# Ein Suse .run Paket installieren/auspacken? [solved]

## tommy_d

Hi zusammen,

ich habe hier ein .run Paket rumliegen, das eigentlich für Suse gedacht ist. Weiss jemand, wie ich unter Gentoo den Inhalt auspacken kann?

Gruss und Dank, ThomasLast edited by tommy_d on Tue Aug 05, 2008 6:42 pm; edited 1 time in total

----------

## Max Steel

Hi

.run ?

Also, die nvidia-drivers sind auch als .run Paket.

Vll lässt sich etwas aus dem Ebuild davon ableiten:

```
bash "${DISTDIR}"/${NV_PACKAGE}${PKG_V}.run --extract-only
```

Das heißt "Bash (bash), nehme dieses Skript und führe es aus ("${DISTDIR}"/${NV_PACKAGE}${PKG_V}.run)¹, sage dem Skript aber das es sich nur entpacken darf (--extract-only)."

Aaaalso, reicht es im Moment es einfach nur auszuführen, allerdings würde ich dir raten, wenn es ein Programm ist ein Ebuild dafür zu schreiben (Templates gibt es ja genügend), damit du es sauber wieder entfernen kannst.
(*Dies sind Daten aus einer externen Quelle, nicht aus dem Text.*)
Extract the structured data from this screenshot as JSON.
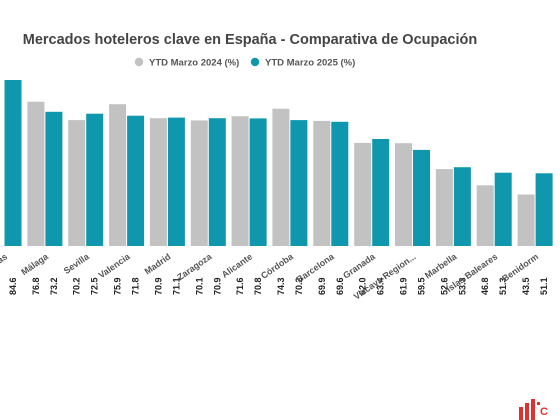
{
  "chart_data": {
    "type": "bar",
    "title": "Mercados hoteleros clave en España - Comparativa de Ocupación",
    "categories": [
      "as",
      "Málaga",
      "Sevilla",
      "Valencia",
      "Madrid",
      "Zaragoza",
      "Alicante",
      "Córdoba",
      "Barcelona",
      "Granada",
      "Vizcaya Region...",
      "Marbella",
      "Islas Baleares",
      "Benidorm"
    ],
    "series": [
      {
        "name": "YTD Marzo 2024 (%)",
        "color": "#c2c2c2",
        "values": [
          null,
          76.8,
          70.2,
          75.9,
          70.9,
          70.1,
          71.6,
          74.3,
          69.9,
          62.0,
          61.9,
          52.6,
          46.8,
          43.5
        ]
      },
      {
        "name": "YTD Marzo 2025 (%)",
        "color": "#0f97ad",
        "values": [
          84.6,
          73.2,
          72.5,
          71.8,
          71.1,
          70.9,
          70.8,
          70.2,
          69.6,
          63.4,
          59.5,
          53.3,
          51.3,
          51.1
        ]
      }
    ],
    "legend_position": "top",
    "grid": false,
    "xlabel": "",
    "ylabel": ""
  },
  "logo": {
    "brand_color": "#e0312e",
    "letter": "C"
  }
}
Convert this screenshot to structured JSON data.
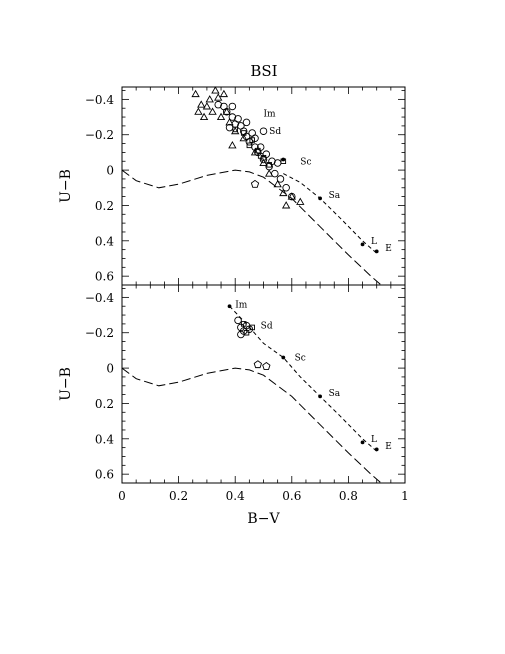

[1] Die Variablen in den geschwungenen Klammern werden vorher aufgelöst und führen zu deiner .run Datei.

----------

## ChrisJumper

Hallo Thomas,

verrate uns doch einfach worum es geht. Für viel Programme, die im Source (tar.gz) gibt es auch Ebuilds oder Overlays die nicht direkt im Tree sind, das wäre evtl. einfacher.

----------

## tommy_d

@ChrisJumper: 

Das File heisst amdcal-1.01.1_beta.i386.run; es enthält (hoffentlich) alles Notwendige für AMD's "Compute abstraction layer" um AMD/ATI GPUs als number cruncher zu missbrauchen (wohl das, was Cuda für NVidia GPUs ist). Die Linuxversion davon ist brandneu und nur für Suse (und noch eine Distri, die auch .run Pakete benutzt, ich weiß grad nicht welche...) gedacht. Ich glaube kaum, daß es einen ebuild dafür gibt.

@Max Steel:

hab ich auch schon probiert. Mit

```

bash amdcal*.run --extract-only 

```

muss ich erst ein License agreement abnicken, dann kommt:

 *Quote:*   

> 
> 
> AMD CAL SDK Installer
> 
> Extracting archive...DONE
> ...

 

Ich habe gerade gesehen, daß es einen ebuild namens "rpm" gibt. Der emerge läuft noch, mal sehen, ob's dann geht...

Gruss und Dank, Thomas

----------

## tommy_d

Update: mit rpm geht's auch nicht. Die AMDler haben wohl irgendwo im Innern des .rpm Pfade hardcoded...ich will aber erstmal nur in ein Testverzeichnis entpacken und mir den Kram anschauen. 

Irgendwelche Ideen?

Gruss, Thomas

----------

## Gibheer

Hast du diese .run-Datei schon mal mit $editor geoeffnet?

----------

## Necoro

Wenn ich mich nicht täusche sind die .run-Teile doch shellskripte ... insofern lassen sie sich evtl  :Exclamation:  abändern.

----------

## tommy_d

Es fängt an wie ein Shellskript, aber dann kommen > 6 MB Binärkram. Wenn ich am Anfang die Pfade editiere führt das nur zu einer endlosen Reihe von Fehlermeldungen.  :Sad:    Ich muss mich da wohl noch intensiver mit befassen...

Gruss Thomas

----------

## Necoro

Ok - hier die Lösung für dich:

im skript den wert für RPM auf:

```
RPM="rpm -ivh --nodeps --dbpath $HERE/rpm "
```

setzen.

Das sagt rpm, dass es die dependencies ignorieren soll. Und um nicht in ein globales RPM-verzeichnis zu installieren, soll er die RPM-DB im aktuellen Verzeichnis im Subfolder "rpm" anlegen.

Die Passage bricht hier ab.